Sorry, aber diese Hilfen kommen mir manchmal vor wie die Sammlungen "für die armen Negerkindchen", die ich als kleiner Messdiener in den 50er Jahren noch gemacht habe, mit einer Blechbüchse von Haustür zu Haustür gehend. Nee, was waren die Spender doch alle gutmenschlich, aber die Ursachen für die Diskrepanz zwischen Arm und Reich tastete das nicht an...

Das ist kein Plädoyer gegen Hilfen. Aber ich komme, je älter ich werde, um so stärker zu der Überzeugung, dass Hilfe HiLFEN ZUR SELBSTHILFE sein sollte und nicht (nur) unser eigenes Gewissen beruhigen.

DE
Hilfe zur Selbsthilfe ist meines Erachtens der zweite Schritt, beides sollte zusammenwirken. Es braucht Menschen die den "Leidenden" direkt im Augenblick des Leides Trost und Aufmerksamkeit spenden. Ob mit Salben oder mit freundlichen Worten. Es geht meines Erachtens darum Betroffenen das Gefühl zu geben. "Du bist nicht alleine".
Ich kenn Mutter Theresa und Ihre Arbeit nicht gut genug um mir ein Urteil zu erlauben. Aber für den Menschen dem Sie im Augenblick des Leides und Schmerzes ein gutes Wort und Ihre Aufmerksamkeit geschenkt hat war Ihre Arbeit sicher nützlich. Für seine Gesamtsituation vermutlich nicht unbedingt.

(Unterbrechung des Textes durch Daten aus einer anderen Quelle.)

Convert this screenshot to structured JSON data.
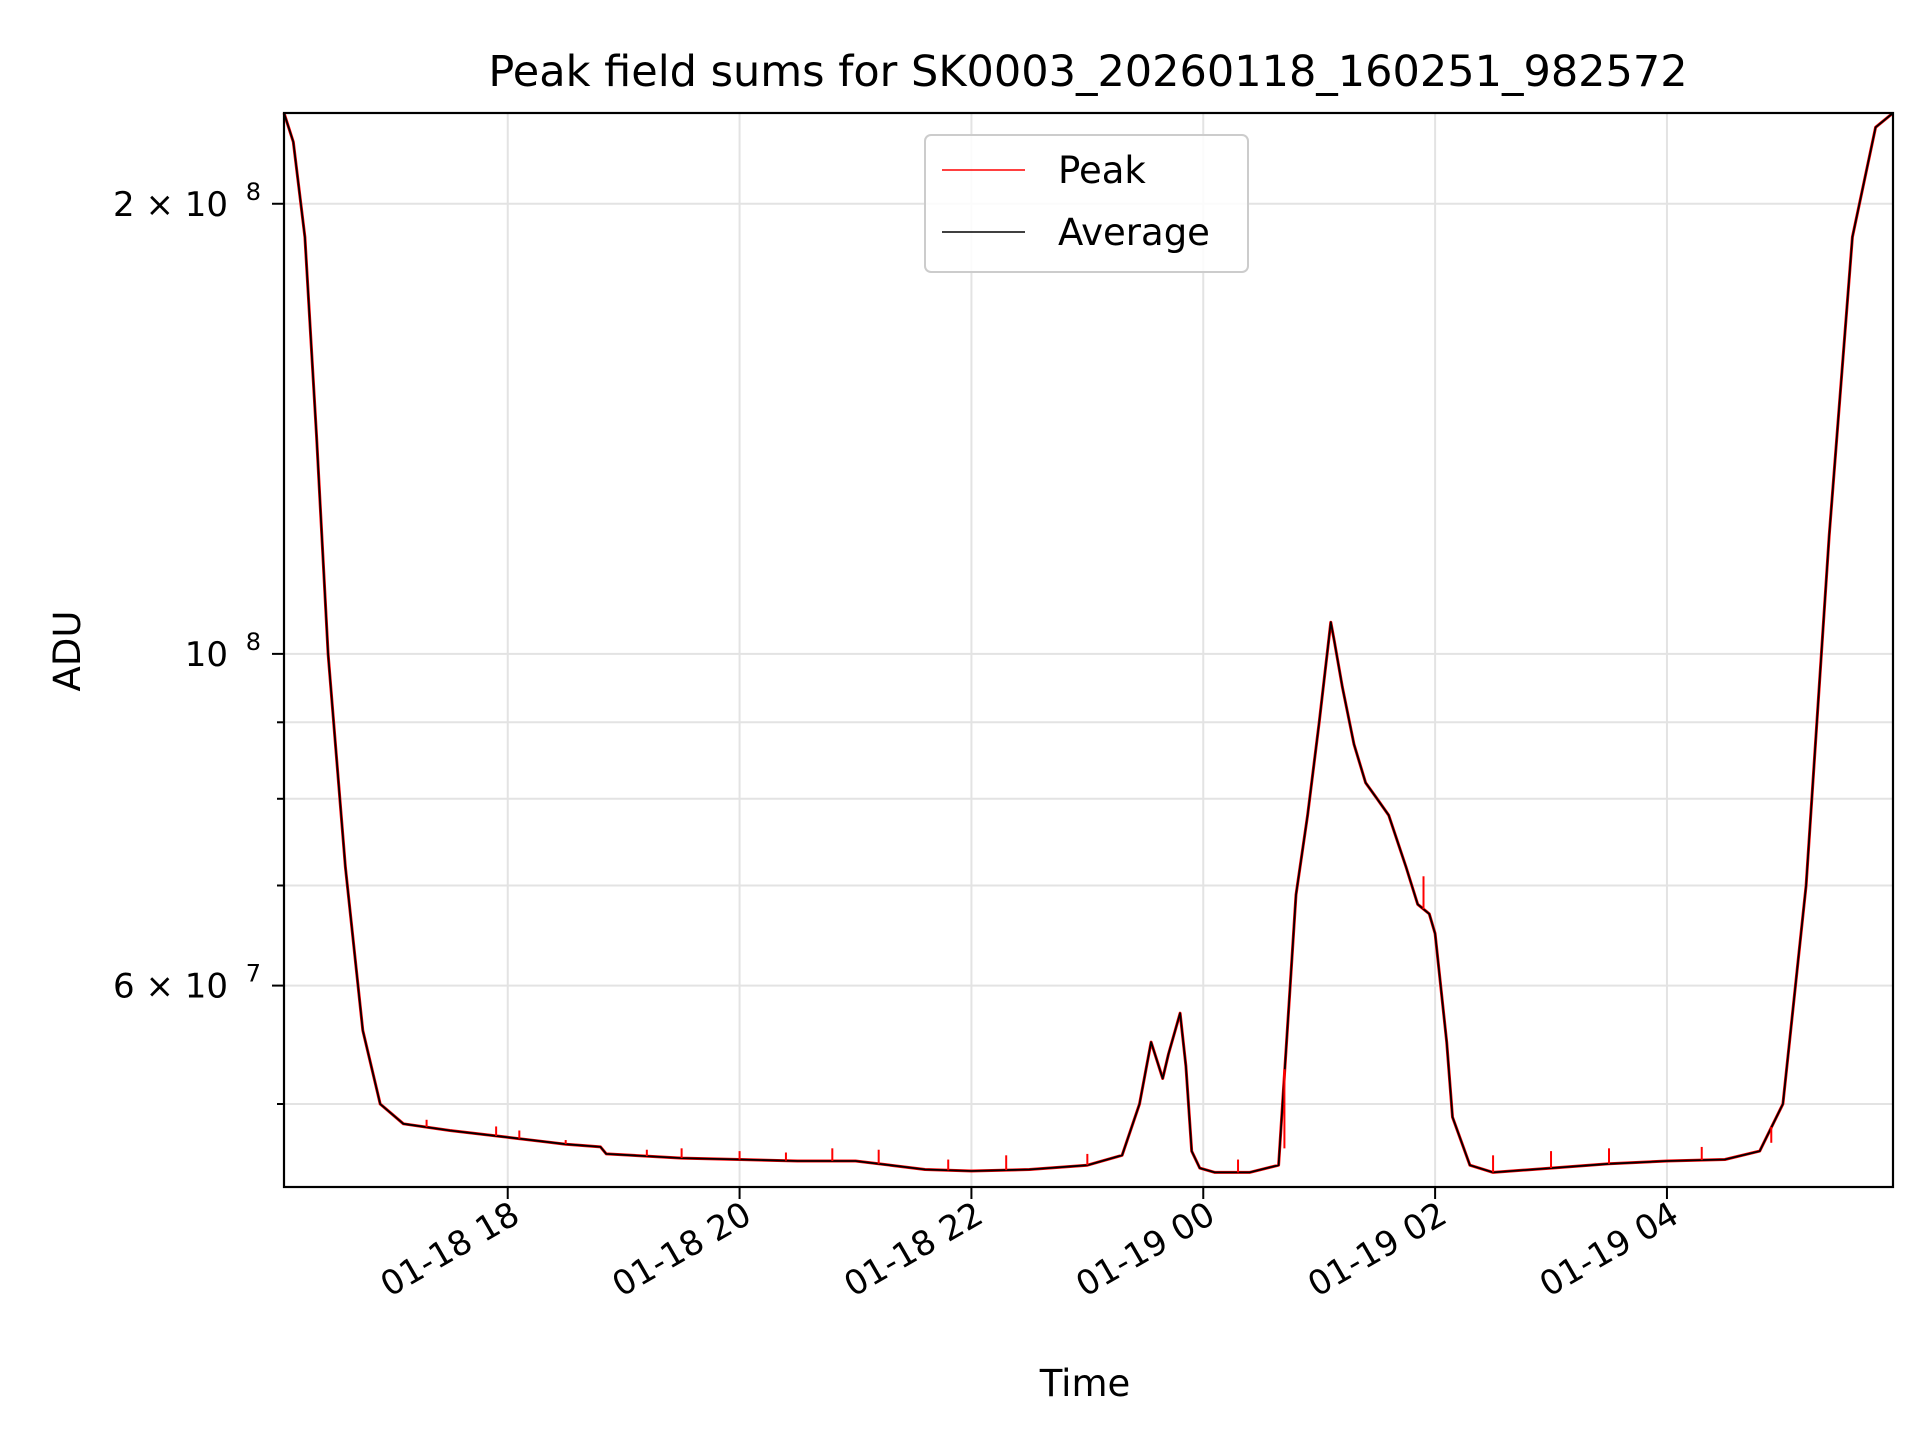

Aber ein freundliches Wort, Aufmerksamkeit und ein Lächeln ist immer sinnvoll und "nützlich" nicht nur in der Welt der Armut.
Für jeden in seinem eigenen Umfeld ist es hilfreich sich ab und an auf diese Art nützlich zu machen, auch wenn man dafür von anderen zum Idioten abgestempelt wird, ganz besonders dann, wenn man eben nicht an den eigenen Nutzen denkt, bzw auf jemanden zu treffen der hilfsbereit freundlich unterstützt.
Auch wenn der Helfende damit vielleicht sein eigenes (Helfersyndrom) befriedigt ist das doch zweitrangig für den der imm richtigen Moment Trost bekommt, oder nicht?